Durante a entrevista sr. Antônio demonstra sentir medo da vingança ou da retaliação e diz “por parte das pessoas que não gostam de mim e da minha atuação”, ou que “a vingança pode aparecer de um jeito que a gente não espera”. Sr. Antônio conhece muito bem a vingança e a retaliação, visto que muitos companheiros de luta já foram mortos pela sua atuação. Para Moreira et al. (2008), essas retaliações são organizadas pelos agressores, como um meio de retirar as lideranças da atuação, de evitar que suas ações tenham efetividade, ou mesmo com uma simples forma de punição. Essas retaliações muitas vezes ultrapassam as figuras das lideranças, atingindo os familiares, amigos e entidades.
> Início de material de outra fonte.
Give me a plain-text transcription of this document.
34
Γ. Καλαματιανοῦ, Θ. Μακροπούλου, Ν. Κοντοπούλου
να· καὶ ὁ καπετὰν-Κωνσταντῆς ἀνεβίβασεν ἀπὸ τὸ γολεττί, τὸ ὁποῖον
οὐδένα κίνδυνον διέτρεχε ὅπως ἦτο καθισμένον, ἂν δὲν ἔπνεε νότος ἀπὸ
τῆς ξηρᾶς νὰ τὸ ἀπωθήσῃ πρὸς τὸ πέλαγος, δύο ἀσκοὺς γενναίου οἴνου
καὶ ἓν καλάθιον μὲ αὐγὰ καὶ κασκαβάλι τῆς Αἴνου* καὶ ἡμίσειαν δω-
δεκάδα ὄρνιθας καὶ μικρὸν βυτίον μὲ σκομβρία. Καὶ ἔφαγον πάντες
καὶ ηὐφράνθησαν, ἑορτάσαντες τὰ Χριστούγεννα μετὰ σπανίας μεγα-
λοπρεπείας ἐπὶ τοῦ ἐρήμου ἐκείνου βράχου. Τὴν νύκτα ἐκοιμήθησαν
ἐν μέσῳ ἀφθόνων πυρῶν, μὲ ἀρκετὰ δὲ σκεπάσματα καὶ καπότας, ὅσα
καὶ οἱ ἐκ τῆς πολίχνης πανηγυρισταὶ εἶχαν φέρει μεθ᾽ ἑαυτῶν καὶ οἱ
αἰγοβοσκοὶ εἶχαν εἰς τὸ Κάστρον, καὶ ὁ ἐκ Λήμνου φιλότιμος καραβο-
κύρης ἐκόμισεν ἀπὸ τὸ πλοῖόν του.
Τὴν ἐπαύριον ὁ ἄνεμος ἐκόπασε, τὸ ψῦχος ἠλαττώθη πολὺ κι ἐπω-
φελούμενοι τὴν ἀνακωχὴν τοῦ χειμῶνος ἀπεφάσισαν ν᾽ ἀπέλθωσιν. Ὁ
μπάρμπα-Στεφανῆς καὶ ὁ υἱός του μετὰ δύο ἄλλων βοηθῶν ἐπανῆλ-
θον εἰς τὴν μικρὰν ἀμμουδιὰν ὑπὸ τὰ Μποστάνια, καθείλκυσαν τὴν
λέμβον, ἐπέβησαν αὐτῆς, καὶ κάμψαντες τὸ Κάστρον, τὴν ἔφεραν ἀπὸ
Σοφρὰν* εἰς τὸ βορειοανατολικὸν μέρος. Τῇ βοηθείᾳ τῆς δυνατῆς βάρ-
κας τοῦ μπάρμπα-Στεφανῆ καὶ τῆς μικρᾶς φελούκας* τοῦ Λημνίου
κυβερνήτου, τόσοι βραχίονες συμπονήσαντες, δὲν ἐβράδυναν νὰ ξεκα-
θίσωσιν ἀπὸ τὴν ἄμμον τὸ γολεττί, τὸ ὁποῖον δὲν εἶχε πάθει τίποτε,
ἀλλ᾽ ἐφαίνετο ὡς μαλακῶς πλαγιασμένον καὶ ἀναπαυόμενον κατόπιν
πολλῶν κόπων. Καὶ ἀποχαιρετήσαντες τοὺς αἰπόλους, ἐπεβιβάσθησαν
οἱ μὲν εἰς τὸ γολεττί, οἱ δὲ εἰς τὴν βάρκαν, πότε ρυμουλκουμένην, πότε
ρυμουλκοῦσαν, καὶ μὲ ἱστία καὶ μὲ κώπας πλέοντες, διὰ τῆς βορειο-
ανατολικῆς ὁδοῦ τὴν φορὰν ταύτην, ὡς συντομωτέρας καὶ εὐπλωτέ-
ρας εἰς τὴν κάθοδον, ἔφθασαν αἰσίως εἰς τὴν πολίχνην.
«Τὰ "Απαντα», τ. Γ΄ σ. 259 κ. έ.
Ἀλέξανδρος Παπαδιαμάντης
Sr. Antônio afirma não ter medo de viajar para longe de casa, não tem medo da multidão e nem teme estar em lugares públicos e relata que “sinto-me protegido durante o dia, no meio do povo. O meu pessoal cuida de mim”. O fato de se sentir seguro estando perto da companheira, dos amigos, demonstra que a maioria deles são solidários entre si quando acolhem uma liderança ameaçado de morte. Afirma que tem medo de lugares isolados pois “penso que estou vulnerável aos pistoleiros e a perseguição” e ainda “penso que pode acontecer alguma coisa comigo, eu não posso avisar. Não gosto de ficar sozinho, me sinto isolado e deprimido”.